Oswaldo Payá, an Cuban activist who spent decades trying to build a  movement the Christian Liberation Movement (MCL) that would pressure the government of Fidel Castro to allow more freedom and human rights, died Sunday in a car crash in Bayamo, a city some 750 kilometers (460 miles) east of Havana.  He was 60.

Paya was founder and national coordinator of the MCL, and he was also winner of the European Parliament’s 2002 Sakharov Prize for Freedom of Thought. Paya was an important force among Cuba’s internal opposition and notable for his long career of peaceful activism to bring democracy to the island.

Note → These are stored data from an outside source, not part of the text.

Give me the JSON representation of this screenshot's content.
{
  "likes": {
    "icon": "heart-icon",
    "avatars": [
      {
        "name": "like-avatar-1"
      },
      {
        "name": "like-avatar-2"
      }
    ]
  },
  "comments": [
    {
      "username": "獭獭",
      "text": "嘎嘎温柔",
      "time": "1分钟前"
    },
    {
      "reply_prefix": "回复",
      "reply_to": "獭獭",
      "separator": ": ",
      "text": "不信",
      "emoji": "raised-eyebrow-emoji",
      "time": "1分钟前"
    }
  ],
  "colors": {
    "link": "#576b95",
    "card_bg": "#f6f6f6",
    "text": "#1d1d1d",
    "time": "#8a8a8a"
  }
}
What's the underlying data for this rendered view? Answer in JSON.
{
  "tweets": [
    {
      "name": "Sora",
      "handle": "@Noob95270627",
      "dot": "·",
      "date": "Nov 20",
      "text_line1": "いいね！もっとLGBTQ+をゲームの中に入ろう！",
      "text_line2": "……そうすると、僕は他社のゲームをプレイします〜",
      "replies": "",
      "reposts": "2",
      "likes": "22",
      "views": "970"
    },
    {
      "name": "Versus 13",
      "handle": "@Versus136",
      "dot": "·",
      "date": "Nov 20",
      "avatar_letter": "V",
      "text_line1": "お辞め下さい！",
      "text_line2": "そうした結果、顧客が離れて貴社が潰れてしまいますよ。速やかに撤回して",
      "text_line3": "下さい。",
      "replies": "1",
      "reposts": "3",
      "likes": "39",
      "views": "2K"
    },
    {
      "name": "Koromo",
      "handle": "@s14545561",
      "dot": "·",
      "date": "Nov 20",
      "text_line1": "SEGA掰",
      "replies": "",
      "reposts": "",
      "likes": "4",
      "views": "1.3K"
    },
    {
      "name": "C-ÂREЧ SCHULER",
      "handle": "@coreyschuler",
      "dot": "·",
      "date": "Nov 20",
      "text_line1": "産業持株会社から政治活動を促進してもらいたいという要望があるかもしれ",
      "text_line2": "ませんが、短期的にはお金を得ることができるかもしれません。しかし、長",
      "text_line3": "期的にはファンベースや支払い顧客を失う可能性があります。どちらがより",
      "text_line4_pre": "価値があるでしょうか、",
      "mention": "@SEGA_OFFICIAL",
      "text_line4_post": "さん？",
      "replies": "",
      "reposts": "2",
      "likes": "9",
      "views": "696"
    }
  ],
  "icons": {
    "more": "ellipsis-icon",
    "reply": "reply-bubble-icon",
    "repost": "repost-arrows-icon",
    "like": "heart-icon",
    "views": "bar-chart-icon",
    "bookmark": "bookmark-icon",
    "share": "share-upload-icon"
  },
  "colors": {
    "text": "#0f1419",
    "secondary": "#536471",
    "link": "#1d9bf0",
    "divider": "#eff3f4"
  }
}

Ofelia Acevedo, wife of deceased Paya, said Monday that the MCL “will continue its peaceful struggle” on the island on behalf of Cubans’ rights, “until all Cubans are granted the rights that are rightfully ours. That was the ideal my husband dedicated his life to until the day he died,” Acevedo said.

The circumstances of his death were in dispute.

Cuban officials said the crash, occurred when the driver lost control and hit a tree, killing Mr. Payá and another Cuban and injuring two passengers, one from Spain, the other from Sweden.

But some Cuban dissidents said witnesses saw another vehicle hit Mr. Payá’s.

One of  Paya´s  three children, Rosa Maria, 23, said in an interview that she did not believe the crash was an accident.  Rosa Maria said her family was still searching for details.